Me? Well, I’ve stayed home with the child or children who aren’t yet old enough, tough enough, or potty-trained enough to join in. Finally, however, Josh and I decided that enough was enough. For how many years can you sit around waiting for the youngest kid to be potty trained?
And so, my formal invitation arrived, and I accepted it with relish. The entire trip was really quite an experience for me. I honestly felt like an outside observer.
When we got to the campsite, the boys sprang into action. Virtually as soon as I had found my way to the campground and made sure that Yakir was with me, the tents were set up. Poof. Just like that. The boys were unbelievable - rolling out maps, getting sleeping bags set up, throwing down rugs and heading out to collect fire wood.
It was really a pleasure watching them in an environment that I know nothing about - and one where they seem to be so comfortable (what little boy isn't comfortable rolling around in dirt, making fires, burning marshmallows and eating lots of meat?).
The next morning, there was Josh cooking up a delicious matza and egg breakfast while I was still rubbing the sleep out of my eyes and running after Yakir. And then we were off for our first day of hiking.
Now, I'm well aware that I'm the weak link in the testosterone-filled home. Josh keeps reminded me every time that I complain on a hike or ask if we can make a detour to a cafe that I better keep up...or get left behind by my group of growing men.
And he's certainly right. It was hysterical to watch the boys on this rigorous three hour adventure. The four older boys zoomed ahead, jumping over boulders, gliding down mountains and giggling all the way. Yakir was a bit crankier on Josh's back, but he did ok overall, and Zeli was amazing. Some of the rocks he had to scale were larger than he is, and he declared himself a "mountain man" and just kept moving forward. I tried to reason with myself that if my three year old wasn't complaining, then I really couldn't.
On the second night, we stayed in a very cool igloo of sorts at the camp ground.
The boys appeared to have boundless energy, wrestling on the mats we had out for sleeping, roasting marshmallows and asking how late they could stay up. Yes, I was asleep before they settled down.
Then, the last day, we hiked to a beautiful waterfall. When we got there, I enjoyed watching Yehuda and Matan go scurrying off, looking for crabs and fish and getting wet and dirty. Amichai and Eliav weren't far behind.

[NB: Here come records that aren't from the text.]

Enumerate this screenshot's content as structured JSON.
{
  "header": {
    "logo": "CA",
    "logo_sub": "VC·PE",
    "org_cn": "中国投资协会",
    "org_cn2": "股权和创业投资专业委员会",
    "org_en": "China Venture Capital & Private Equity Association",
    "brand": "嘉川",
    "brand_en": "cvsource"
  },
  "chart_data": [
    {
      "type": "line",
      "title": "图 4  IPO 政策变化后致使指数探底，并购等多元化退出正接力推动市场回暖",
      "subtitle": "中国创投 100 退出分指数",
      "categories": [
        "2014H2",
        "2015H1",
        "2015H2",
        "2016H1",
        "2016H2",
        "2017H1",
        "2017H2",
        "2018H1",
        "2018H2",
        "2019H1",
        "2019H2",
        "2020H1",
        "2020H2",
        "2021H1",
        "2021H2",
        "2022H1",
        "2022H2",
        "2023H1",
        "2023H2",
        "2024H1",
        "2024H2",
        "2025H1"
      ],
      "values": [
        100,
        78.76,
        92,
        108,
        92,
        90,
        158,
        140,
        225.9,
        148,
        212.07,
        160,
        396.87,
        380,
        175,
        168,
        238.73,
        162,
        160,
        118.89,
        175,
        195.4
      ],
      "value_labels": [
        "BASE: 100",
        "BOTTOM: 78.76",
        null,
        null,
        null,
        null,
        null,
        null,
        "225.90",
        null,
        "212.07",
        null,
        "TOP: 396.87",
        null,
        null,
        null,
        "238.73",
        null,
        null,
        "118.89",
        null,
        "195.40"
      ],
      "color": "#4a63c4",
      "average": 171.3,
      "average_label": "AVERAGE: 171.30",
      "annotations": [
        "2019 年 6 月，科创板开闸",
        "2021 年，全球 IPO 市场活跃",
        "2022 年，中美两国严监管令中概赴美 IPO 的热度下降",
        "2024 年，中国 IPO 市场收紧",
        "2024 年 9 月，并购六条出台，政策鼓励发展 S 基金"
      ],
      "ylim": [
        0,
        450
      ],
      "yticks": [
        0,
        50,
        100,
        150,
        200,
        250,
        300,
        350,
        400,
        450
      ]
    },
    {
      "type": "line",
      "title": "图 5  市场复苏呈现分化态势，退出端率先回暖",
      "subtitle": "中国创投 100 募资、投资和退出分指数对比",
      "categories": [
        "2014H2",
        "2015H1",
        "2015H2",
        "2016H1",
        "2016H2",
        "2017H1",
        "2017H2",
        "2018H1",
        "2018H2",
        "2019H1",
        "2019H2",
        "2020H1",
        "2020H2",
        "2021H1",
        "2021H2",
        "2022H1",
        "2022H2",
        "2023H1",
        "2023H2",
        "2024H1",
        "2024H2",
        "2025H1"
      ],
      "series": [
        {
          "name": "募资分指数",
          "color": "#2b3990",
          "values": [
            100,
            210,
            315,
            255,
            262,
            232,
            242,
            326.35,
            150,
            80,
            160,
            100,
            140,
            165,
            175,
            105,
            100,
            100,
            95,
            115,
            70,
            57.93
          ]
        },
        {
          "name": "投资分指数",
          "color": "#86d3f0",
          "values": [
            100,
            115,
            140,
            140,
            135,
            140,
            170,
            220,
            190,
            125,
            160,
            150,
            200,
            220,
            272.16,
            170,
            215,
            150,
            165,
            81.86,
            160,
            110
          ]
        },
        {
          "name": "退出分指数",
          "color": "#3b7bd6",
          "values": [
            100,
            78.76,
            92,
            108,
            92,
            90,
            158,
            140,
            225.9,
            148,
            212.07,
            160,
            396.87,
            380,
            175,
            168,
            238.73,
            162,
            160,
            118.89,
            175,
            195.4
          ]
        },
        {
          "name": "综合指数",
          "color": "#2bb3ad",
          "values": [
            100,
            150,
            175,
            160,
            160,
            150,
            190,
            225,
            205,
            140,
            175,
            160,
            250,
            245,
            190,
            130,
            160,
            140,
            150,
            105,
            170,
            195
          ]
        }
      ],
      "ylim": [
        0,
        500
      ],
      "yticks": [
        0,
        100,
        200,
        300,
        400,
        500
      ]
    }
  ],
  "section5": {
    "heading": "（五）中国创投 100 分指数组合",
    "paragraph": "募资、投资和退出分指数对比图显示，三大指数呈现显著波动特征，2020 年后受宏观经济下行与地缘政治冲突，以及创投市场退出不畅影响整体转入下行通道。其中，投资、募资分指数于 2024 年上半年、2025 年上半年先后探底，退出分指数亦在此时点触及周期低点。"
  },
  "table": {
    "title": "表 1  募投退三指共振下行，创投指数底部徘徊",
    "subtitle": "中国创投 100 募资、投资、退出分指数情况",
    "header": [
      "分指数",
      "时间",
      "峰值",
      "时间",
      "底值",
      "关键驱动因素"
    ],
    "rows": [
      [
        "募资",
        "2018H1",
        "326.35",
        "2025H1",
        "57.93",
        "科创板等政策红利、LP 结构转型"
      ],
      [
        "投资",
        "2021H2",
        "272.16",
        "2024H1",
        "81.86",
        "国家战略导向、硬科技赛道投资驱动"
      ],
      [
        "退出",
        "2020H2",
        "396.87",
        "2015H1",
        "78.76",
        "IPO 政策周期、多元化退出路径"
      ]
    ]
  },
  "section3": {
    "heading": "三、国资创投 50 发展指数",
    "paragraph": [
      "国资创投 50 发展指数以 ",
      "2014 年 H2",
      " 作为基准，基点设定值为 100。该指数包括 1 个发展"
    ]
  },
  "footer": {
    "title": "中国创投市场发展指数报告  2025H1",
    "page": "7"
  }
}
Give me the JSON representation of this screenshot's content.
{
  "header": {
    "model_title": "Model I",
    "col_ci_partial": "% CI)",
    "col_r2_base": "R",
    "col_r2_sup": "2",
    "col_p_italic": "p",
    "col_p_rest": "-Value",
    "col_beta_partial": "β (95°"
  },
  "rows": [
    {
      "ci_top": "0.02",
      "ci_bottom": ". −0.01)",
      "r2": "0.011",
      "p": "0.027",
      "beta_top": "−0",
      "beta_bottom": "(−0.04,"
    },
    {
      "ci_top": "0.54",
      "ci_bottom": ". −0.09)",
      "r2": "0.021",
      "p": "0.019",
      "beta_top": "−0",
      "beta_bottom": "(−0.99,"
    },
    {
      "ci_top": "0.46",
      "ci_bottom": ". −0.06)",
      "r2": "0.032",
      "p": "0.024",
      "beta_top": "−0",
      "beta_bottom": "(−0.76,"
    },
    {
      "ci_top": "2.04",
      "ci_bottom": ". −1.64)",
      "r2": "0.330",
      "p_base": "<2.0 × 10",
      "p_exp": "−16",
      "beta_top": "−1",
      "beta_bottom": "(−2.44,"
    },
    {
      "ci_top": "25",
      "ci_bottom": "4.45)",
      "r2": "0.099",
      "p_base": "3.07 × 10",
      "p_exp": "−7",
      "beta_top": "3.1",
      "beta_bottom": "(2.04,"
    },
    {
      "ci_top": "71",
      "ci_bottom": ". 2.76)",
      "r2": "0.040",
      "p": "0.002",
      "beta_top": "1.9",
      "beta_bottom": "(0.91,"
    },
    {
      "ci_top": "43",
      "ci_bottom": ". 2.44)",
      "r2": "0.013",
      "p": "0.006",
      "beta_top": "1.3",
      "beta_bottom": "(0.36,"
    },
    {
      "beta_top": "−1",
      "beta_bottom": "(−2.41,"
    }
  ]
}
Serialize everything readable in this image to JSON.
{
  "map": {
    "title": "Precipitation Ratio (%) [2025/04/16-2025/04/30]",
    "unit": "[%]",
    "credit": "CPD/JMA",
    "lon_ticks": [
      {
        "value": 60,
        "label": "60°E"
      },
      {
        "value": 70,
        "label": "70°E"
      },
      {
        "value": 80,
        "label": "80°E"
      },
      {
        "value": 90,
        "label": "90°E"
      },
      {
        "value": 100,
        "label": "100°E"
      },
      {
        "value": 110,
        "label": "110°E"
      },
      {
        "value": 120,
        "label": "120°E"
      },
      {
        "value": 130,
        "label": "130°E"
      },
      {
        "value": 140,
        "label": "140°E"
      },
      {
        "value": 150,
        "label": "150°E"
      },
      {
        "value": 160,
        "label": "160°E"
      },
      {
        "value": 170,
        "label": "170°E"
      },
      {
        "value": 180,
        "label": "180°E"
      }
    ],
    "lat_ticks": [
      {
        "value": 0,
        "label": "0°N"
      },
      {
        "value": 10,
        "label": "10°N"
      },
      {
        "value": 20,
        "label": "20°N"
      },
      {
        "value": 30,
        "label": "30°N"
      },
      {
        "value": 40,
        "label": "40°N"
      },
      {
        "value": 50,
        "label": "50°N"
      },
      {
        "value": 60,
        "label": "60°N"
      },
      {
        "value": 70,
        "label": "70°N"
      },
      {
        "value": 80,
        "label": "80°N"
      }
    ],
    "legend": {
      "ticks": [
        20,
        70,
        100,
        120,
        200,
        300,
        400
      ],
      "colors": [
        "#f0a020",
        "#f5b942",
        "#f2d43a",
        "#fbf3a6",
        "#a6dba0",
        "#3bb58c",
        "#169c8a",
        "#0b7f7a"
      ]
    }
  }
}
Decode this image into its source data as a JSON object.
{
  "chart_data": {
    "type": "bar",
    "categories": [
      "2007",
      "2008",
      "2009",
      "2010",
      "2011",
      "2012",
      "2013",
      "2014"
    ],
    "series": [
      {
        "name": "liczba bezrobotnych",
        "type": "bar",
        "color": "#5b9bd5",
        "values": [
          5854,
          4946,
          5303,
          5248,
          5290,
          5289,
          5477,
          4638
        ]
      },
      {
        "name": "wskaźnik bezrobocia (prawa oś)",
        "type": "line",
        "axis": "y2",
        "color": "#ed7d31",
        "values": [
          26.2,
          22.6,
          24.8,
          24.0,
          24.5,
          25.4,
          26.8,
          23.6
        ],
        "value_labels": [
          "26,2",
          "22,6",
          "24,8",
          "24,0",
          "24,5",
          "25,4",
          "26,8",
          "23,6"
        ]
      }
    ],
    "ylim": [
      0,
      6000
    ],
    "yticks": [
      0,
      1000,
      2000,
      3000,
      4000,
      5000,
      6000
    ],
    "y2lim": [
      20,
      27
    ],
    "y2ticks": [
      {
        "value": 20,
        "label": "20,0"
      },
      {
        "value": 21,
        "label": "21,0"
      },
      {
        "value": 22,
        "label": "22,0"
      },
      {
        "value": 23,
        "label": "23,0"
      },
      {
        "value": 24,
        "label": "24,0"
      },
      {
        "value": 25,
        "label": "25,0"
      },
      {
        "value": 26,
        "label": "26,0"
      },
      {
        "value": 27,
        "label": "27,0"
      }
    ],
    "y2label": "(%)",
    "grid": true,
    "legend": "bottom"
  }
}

At one point, when we were walking in this deep ravine, we stumbled upon a cow! How the cow had gotten there (and how it was possibly going to get out) was anybody's guess.
And then, as we headed home, we offered the boys the treat of a bit more commercial food. What Pesach trip is complete, after all, without a trip to a Kosher-for-Pesach McDonalds? The boys loved the idea of going to McDonalds (although not the potato buns...those were gross) and the little ones dug into their Happy Meals.
But I had the happiest meal of all, watching all of my boys so comfortably navigating the natural world around them, exploring Eretz Yisrael and enjoying themselves without spending much at all.
What a gift to me for Pesach!
While the committee is still out voting, I believe I've swayed enough of them that I'll be voted in for the next trip. And I certainly look forward to that adventure and to seeing the many ways that my little men surprise me and show their talents along the way.